Bando all’ironia, torniamo seri. All’ennesimo raduno per il rilancio del Sud, ho sentito le solite cose, dal turismo allo sviluppo economico in rete, e menate varie. L’unico elemento di novità era appunto la canna del gas, a cui di solito si riducono i disperati. Ma gas africano, non più russo. Evviva, che svolta di civiltà e sicurezza.

Ammesso che sia questa la soluzione regina, non unica ma principale, ma credete davvero di rilanciare il sud, quando dal sud se ne vanno milioni di giovani, senza più tornare, e i paesi del sud sono sempre più ridotti a vivaci ospizi di anziani, rassegnati che con loro si estingueranno i loro paesi, le loro famiglie? Sapete che la denatalità che colpisce tutto l’Occidente, e l’Italia più di tutti, e il sud più di tutta Italia, sta erodendo le basi di ogni rilancio? E se a questo si aggiunge l’esodo di massa dei giovani, fino a ieri elogiato e incentivato, visto come un segno di dinamismo e sviluppo individuale, trascurando che intanto il Mezzogiorno si dissecca, perde pezzi, vita e dinamismo, cosa resta del sud? No, verso sud si va solo in vacanze o per le festività, più qualche matrimonio. Non sono i “pigri pregiudizi” atavici a fermare il sud, come dice Draghi, ma sono i nuovi sviluppi a pregiudicarlo.

Paradossalmente l’unico segnale d’inversione di tendenza e l’unico spiraglio di mezza speranza lo ha dato proprio la pandemia che tramite l’home working ha riportato almeno provvisoriamente molti giovani a casa, al sud.

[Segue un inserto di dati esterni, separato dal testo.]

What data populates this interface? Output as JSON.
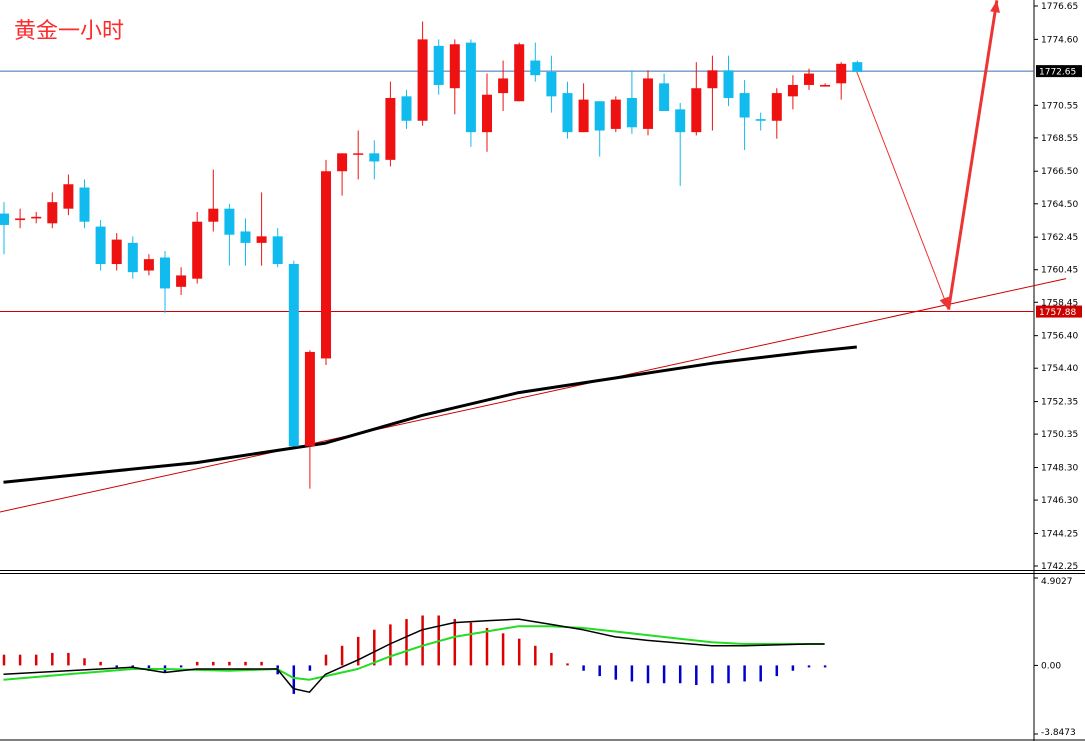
{
  "title": "黄金一小时",
  "colors": {
    "bull": "#ee1111",
    "bear": "#11bbee",
    "ma": "#000000",
    "trendline": "#cc0000",
    "forecast": "#ee3333",
    "price_line_current": "#3b6fb5",
    "price_line_support": "#cc0000",
    "macd_pos": "#dd0000",
    "macd_neg": "#0000cc",
    "macd_line": "#000000",
    "signal_line": "#22dd22"
  },
  "chart_data": [
    {
      "type": "candlestick",
      "title": "",
      "ylim": [
        1742.25,
        1776.65
      ],
      "price_ticks": [
        "1776.65",
        "1774.60",
        "1772.65",
        "1770.55",
        "1768.55",
        "1766.50",
        "1764.50",
        "1762.45",
        "1760.45",
        "1758.45",
        "1757.88",
        "1756.40",
        "1754.40",
        "1752.35",
        "1750.35",
        "1748.30",
        "1746.30",
        "1744.25",
        "1742.25"
      ],
      "current_price": "1772.65",
      "support_price": "1757.88",
      "candles": [
        [
          1763.9,
          1764.6,
          1761.4,
          1763.2
        ],
        [
          1763.5,
          1764.2,
          1763.0,
          1763.6
        ],
        [
          1763.6,
          1764.0,
          1763.3,
          1763.7
        ],
        [
          1763.3,
          1765.2,
          1763.0,
          1764.6
        ],
        [
          1764.2,
          1766.3,
          1763.8,
          1765.7
        ],
        [
          1765.5,
          1766.0,
          1763.0,
          1763.4
        ],
        [
          1763.1,
          1763.5,
          1760.4,
          1760.8
        ],
        [
          1760.8,
          1762.7,
          1760.4,
          1762.3
        ],
        [
          1762.1,
          1762.5,
          1759.9,
          1760.3
        ],
        [
          1760.4,
          1761.4,
          1760.1,
          1761.1
        ],
        [
          1761.2,
          1761.6,
          1757.8,
          1759.3
        ],
        [
          1759.4,
          1760.6,
          1758.9,
          1760.1
        ],
        [
          1759.9,
          1764.0,
          1759.6,
          1763.4
        ],
        [
          1763.4,
          1766.6,
          1762.8,
          1764.2
        ],
        [
          1764.2,
          1764.5,
          1760.7,
          1762.6
        ],
        [
          1762.8,
          1763.6,
          1760.7,
          1762.1
        ],
        [
          1762.1,
          1765.2,
          1760.7,
          1762.5
        ],
        [
          1762.5,
          1763.0,
          1760.6,
          1760.8
        ],
        [
          1760.8,
          1761.0,
          1749.6,
          1749.6
        ],
        [
          1749.6,
          1755.5,
          1747.0,
          1755.4
        ],
        [
          1755.0,
          1767.2,
          1754.6,
          1766.5
        ],
        [
          1766.5,
          1767.6,
          1765.0,
          1767.6
        ],
        [
          1767.6,
          1769.0,
          1766.0,
          1767.6
        ],
        [
          1767.6,
          1768.4,
          1766.0,
          1767.1
        ],
        [
          1767.2,
          1772.0,
          1766.8,
          1771.0
        ],
        [
          1771.1,
          1771.5,
          1769.1,
          1769.6
        ],
        [
          1769.6,
          1775.7,
          1769.3,
          1774.6
        ],
        [
          1774.2,
          1774.6,
          1771.2,
          1771.8
        ],
        [
          1771.6,
          1774.6,
          1770.0,
          1774.3
        ],
        [
          1774.4,
          1774.6,
          1768.0,
          1768.9
        ],
        [
          1768.9,
          1772.5,
          1767.7,
          1771.2
        ],
        [
          1771.3,
          1773.3,
          1770.2,
          1772.2
        ],
        [
          1770.8,
          1774.4,
          1770.8,
          1774.3
        ],
        [
          1773.3,
          1774.4,
          1772.0,
          1772.4
        ],
        [
          1772.6,
          1773.6,
          1770.1,
          1771.1
        ],
        [
          1771.3,
          1772.0,
          1768.5,
          1768.9
        ],
        [
          1768.9,
          1771.9,
          1768.9,
          1770.9
        ],
        [
          1770.8,
          1770.8,
          1767.4,
          1769.0
        ],
        [
          1769.1,
          1771.1,
          1768.9,
          1770.9
        ],
        [
          1771.0,
          1772.7,
          1768.8,
          1769.2
        ],
        [
          1769.1,
          1772.7,
          1768.7,
          1772.2
        ],
        [
          1771.9,
          1772.5,
          1770.2,
          1770.2
        ],
        [
          1770.3,
          1770.7,
          1765.6,
          1768.9
        ],
        [
          1768.9,
          1773.2,
          1768.7,
          1771.6
        ],
        [
          1771.6,
          1773.6,
          1769.0,
          1772.7
        ],
        [
          1772.7,
          1773.6,
          1770.5,
          1771.0
        ],
        [
          1771.3,
          1772.1,
          1767.8,
          1769.8
        ],
        [
          1769.7,
          1770.1,
          1769.0,
          1769.6
        ],
        [
          1769.6,
          1771.6,
          1768.5,
          1771.3
        ],
        [
          1771.1,
          1772.4,
          1770.3,
          1771.8
        ],
        [
          1771.8,
          1772.8,
          1771.5,
          1772.5
        ],
        [
          1771.7,
          1771.9,
          1771.7,
          1771.8
        ],
        [
          1771.9,
          1773.2,
          1770.9,
          1773.1
        ],
        [
          1773.2,
          1773.3,
          1772.6,
          1772.6
        ]
      ],
      "ma": [
        [
          0,
          1747.4
        ],
        [
          6,
          1748.0
        ],
        [
          12,
          1748.6
        ],
        [
          18,
          1749.5
        ],
        [
          20,
          1749.8
        ],
        [
          26,
          1751.5
        ],
        [
          32,
          1752.9
        ],
        [
          38,
          1753.8
        ],
        [
          44,
          1754.7
        ],
        [
          50,
          1755.4
        ],
        [
          53,
          1755.7
        ]
      ],
      "trendline": [
        [
          -1,
          1745.4
        ],
        [
          66,
          1759.9
        ]
      ],
      "forecast": [
        [
          53,
          1772.6
        ],
        [
          58.7,
          1758.0
        ],
        [
          61.7,
          1777.0
        ]
      ]
    },
    {
      "type": "bar",
      "title": "",
      "ylim": [
        -3.8473,
        4.9027
      ],
      "ticks": [
        "4.9027",
        "0.00",
        "-3.8473"
      ],
      "histogram": [
        0.6,
        0.6,
        0.6,
        0.7,
        0.7,
        0.4,
        0.2,
        -0.1,
        -0.1,
        -0.3,
        -0.4,
        -0.1,
        0.2,
        0.2,
        0.2,
        0.2,
        0.2,
        -0.5,
        -1.6,
        -0.3,
        0.6,
        1.1,
        1.6,
        2.0,
        2.3,
        2.6,
        2.8,
        2.8,
        2.6,
        2.4,
        2.1,
        1.8,
        1.5,
        1.1,
        0.7,
        0.1,
        -0.3,
        -0.6,
        -0.8,
        -0.9,
        -1.0,
        -1.0,
        -1.0,
        -1.1,
        -1.0,
        -1.0,
        -0.9,
        -0.9,
        -0.6,
        -0.3,
        -0.1,
        -0.1
      ],
      "macd_line": [
        [
          0,
          -0.5
        ],
        [
          4,
          -0.3
        ],
        [
          8,
          -0.1
        ],
        [
          10,
          -0.4
        ],
        [
          12,
          -0.2
        ],
        [
          17,
          -0.2
        ],
        [
          18,
          -1.3
        ],
        [
          19,
          -1.5
        ],
        [
          20,
          -0.5
        ],
        [
          22,
          0.3
        ],
        [
          24,
          1.2
        ],
        [
          26,
          2.0
        ],
        [
          28,
          2.4
        ],
        [
          30,
          2.5
        ],
        [
          32,
          2.6
        ],
        [
          34,
          2.3
        ],
        [
          36,
          2.0
        ],
        [
          38,
          1.6
        ],
        [
          40,
          1.4
        ],
        [
          44,
          1.1
        ],
        [
          46,
          1.1
        ],
        [
          50,
          1.2
        ],
        [
          51,
          1.2
        ]
      ],
      "signal_line": [
        [
          0,
          -0.8
        ],
        [
          4,
          -0.5
        ],
        [
          8,
          -0.2
        ],
        [
          10,
          -0.2
        ],
        [
          14,
          -0.3
        ],
        [
          17,
          -0.2
        ],
        [
          18,
          -0.7
        ],
        [
          19,
          -0.8
        ],
        [
          20,
          -0.6
        ],
        [
          22,
          -0.2
        ],
        [
          24,
          0.5
        ],
        [
          26,
          1.1
        ],
        [
          28,
          1.6
        ],
        [
          30,
          1.9
        ],
        [
          32,
          2.2
        ],
        [
          34,
          2.2
        ],
        [
          36,
          2.1
        ],
        [
          38,
          1.9
        ],
        [
          40,
          1.7
        ],
        [
          42,
          1.5
        ],
        [
          44,
          1.3
        ],
        [
          46,
          1.2
        ],
        [
          51,
          1.2
        ]
      ]
    }
  ]
}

E se la tendenza dovesse in qualche modo assestarsi, prevedendo che almeno una quota lavoro si possa fare a distanza, allora sarà magari possibile che qualcuno imbocchi la via verso sud. Lo ha auspicato anche il ministro all’Avvenire, Vittorio Colao. Ma in questa tendenza non c’è nessuna politica di sviluppo e di rilancio del sud, nessuna mano del governo.

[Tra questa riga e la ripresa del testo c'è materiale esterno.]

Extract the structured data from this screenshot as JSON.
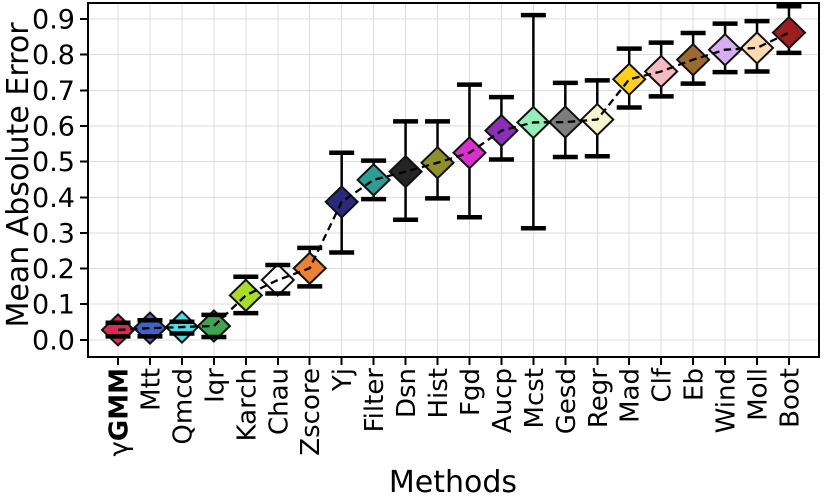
{
  "chart_data": {
    "type": "scatter",
    "subtype": "errorbar-diamonds-with-dashed-line",
    "title": "",
    "xlabel": "Methods",
    "ylabel": "Mean Absolute Error",
    "grid": true,
    "grid_color": "#dcdcdc",
    "line_color": "#000000",
    "line_style": "dashed",
    "marker": "diamond",
    "marker_edge_color": "#111111",
    "errorbar_color": "#000000",
    "xlim": [
      -0.94,
      21.94
    ],
    "ylim": [
      -0.048,
      0.945
    ],
    "ytick_values": [
      0.0,
      0.1,
      0.2,
      0.3,
      0.4,
      0.5,
      0.6,
      0.7,
      0.8,
      0.9
    ],
    "ytick_labels": [
      "0.0",
      "0.1",
      "0.2",
      "0.3",
      "0.4",
      "0.5",
      "0.6",
      "0.7",
      "0.8",
      "0.9"
    ],
    "points": [
      {
        "prefix": "γ",
        "label": "GMM",
        "bold": true,
        "value": 0.028,
        "lo": 0.01,
        "hi": 0.048,
        "color": "#d62b52"
      },
      {
        "prefix": "",
        "label": "Mtt",
        "bold": false,
        "value": 0.033,
        "lo": 0.01,
        "hi": 0.055,
        "color": "#3f63c6"
      },
      {
        "prefix": "",
        "label": "Qmcd",
        "bold": false,
        "value": 0.036,
        "lo": 0.018,
        "hi": 0.051,
        "color": "#52d9e4"
      },
      {
        "prefix": "",
        "label": "Iqr",
        "bold": false,
        "value": 0.039,
        "lo": 0.008,
        "hi": 0.07,
        "color": "#3fa351"
      },
      {
        "prefix": "",
        "label": "Karch",
        "bold": false,
        "value": 0.125,
        "lo": 0.075,
        "hi": 0.177,
        "color": "#a9dc28"
      },
      {
        "prefix": "",
        "label": "Chau",
        "bold": false,
        "value": 0.168,
        "lo": 0.13,
        "hi": 0.21,
        "color": "#ffffff"
      },
      {
        "prefix": "",
        "label": "Zscore",
        "bold": false,
        "value": 0.201,
        "lo": 0.15,
        "hi": 0.258,
        "color": "#ed8133"
      },
      {
        "prefix": "",
        "label": "Yj",
        "bold": false,
        "value": 0.387,
        "lo": 0.245,
        "hi": 0.525,
        "color": "#2a2a7c"
      },
      {
        "prefix": "",
        "label": "Filter",
        "bold": false,
        "value": 0.449,
        "lo": 0.395,
        "hi": 0.503,
        "color": "#2d9e96"
      },
      {
        "prefix": "",
        "label": "Dsn",
        "bold": false,
        "value": 0.472,
        "lo": 0.337,
        "hi": 0.613,
        "color": "#242424"
      },
      {
        "prefix": "",
        "label": "Hist",
        "bold": false,
        "value": 0.497,
        "lo": 0.397,
        "hi": 0.613,
        "color": "#8f8f28"
      },
      {
        "prefix": "",
        "label": "Fgd",
        "bold": false,
        "value": 0.525,
        "lo": 0.344,
        "hi": 0.716,
        "color": "#d830cc"
      },
      {
        "prefix": "",
        "label": "Aucp",
        "bold": false,
        "value": 0.587,
        "lo": 0.506,
        "hi": 0.681,
        "color": "#8c2eb8"
      },
      {
        "prefix": "",
        "label": "Mcst",
        "bold": false,
        "value": 0.61,
        "lo": 0.313,
        "hi": 0.911,
        "color": "#93efb5"
      },
      {
        "prefix": "",
        "label": "Gesd",
        "bold": false,
        "value": 0.611,
        "lo": 0.513,
        "hi": 0.721,
        "color": "#7d7d7d"
      },
      {
        "prefix": "",
        "label": "Regr",
        "bold": false,
        "value": 0.618,
        "lo": 0.515,
        "hi": 0.728,
        "color": "#f9f5cf"
      },
      {
        "prefix": "",
        "label": "Mad",
        "bold": false,
        "value": 0.731,
        "lo": 0.652,
        "hi": 0.817,
        "color": "#fccf1e"
      },
      {
        "prefix": "",
        "label": "Clf",
        "bold": false,
        "value": 0.753,
        "lo": 0.683,
        "hi": 0.834,
        "color": "#f5bac2"
      },
      {
        "prefix": "",
        "label": "Eb",
        "bold": false,
        "value": 0.786,
        "lo": 0.719,
        "hi": 0.861,
        "color": "#9c6a30"
      },
      {
        "prefix": "",
        "label": "Wind",
        "bold": false,
        "value": 0.814,
        "lo": 0.751,
        "hi": 0.887,
        "color": "#d7aef2"
      },
      {
        "prefix": "",
        "label": "Moll",
        "bold": false,
        "value": 0.819,
        "lo": 0.753,
        "hi": 0.894,
        "color": "#fcdcb0"
      },
      {
        "prefix": "",
        "label": "Boot",
        "bold": false,
        "value": 0.862,
        "lo": 0.805,
        "hi": 0.936,
        "color": "#9c1e1e"
      }
    ]
  }
}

Si pensa davvero che il tubo possa far risorgere il sud? Si crede davvero che trascurando il contesto, le basi vitali, identitarie e demografiche del sud, si possa spiccare il volo? O si pensa che dall’Africa oltre il gas debbano arrivare pure gli abitanti del nuovo sud, i rimpiazzi, le sostituzioni?

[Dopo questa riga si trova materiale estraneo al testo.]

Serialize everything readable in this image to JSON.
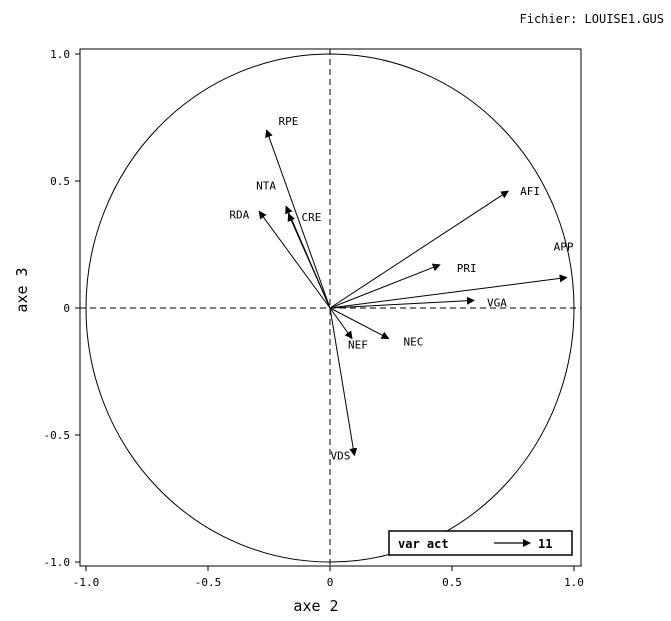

Intanto è bello sognare che Draghi come Caruso davanti alla terrazza sul golfo di Sorrento, si schiarisce la voce e ricomincia il canto, mentre lo guardano due occhi così vicini e veri (gli occhi sono di Mara Carfagna, le parole di Lucio Dalla).

La Verità 

3 replies

  1. Embè? Draghi che doveva risponde’? Kolkhoz? Ahahahahaa
    Il sud sta così a cuore al nostro governo che ci hanno messo pe’ ministro una ballerina.
    Jamme, facimme ammuina,portate e zerrizerri, e triccheballacche e putipù e ballamm a tarantella!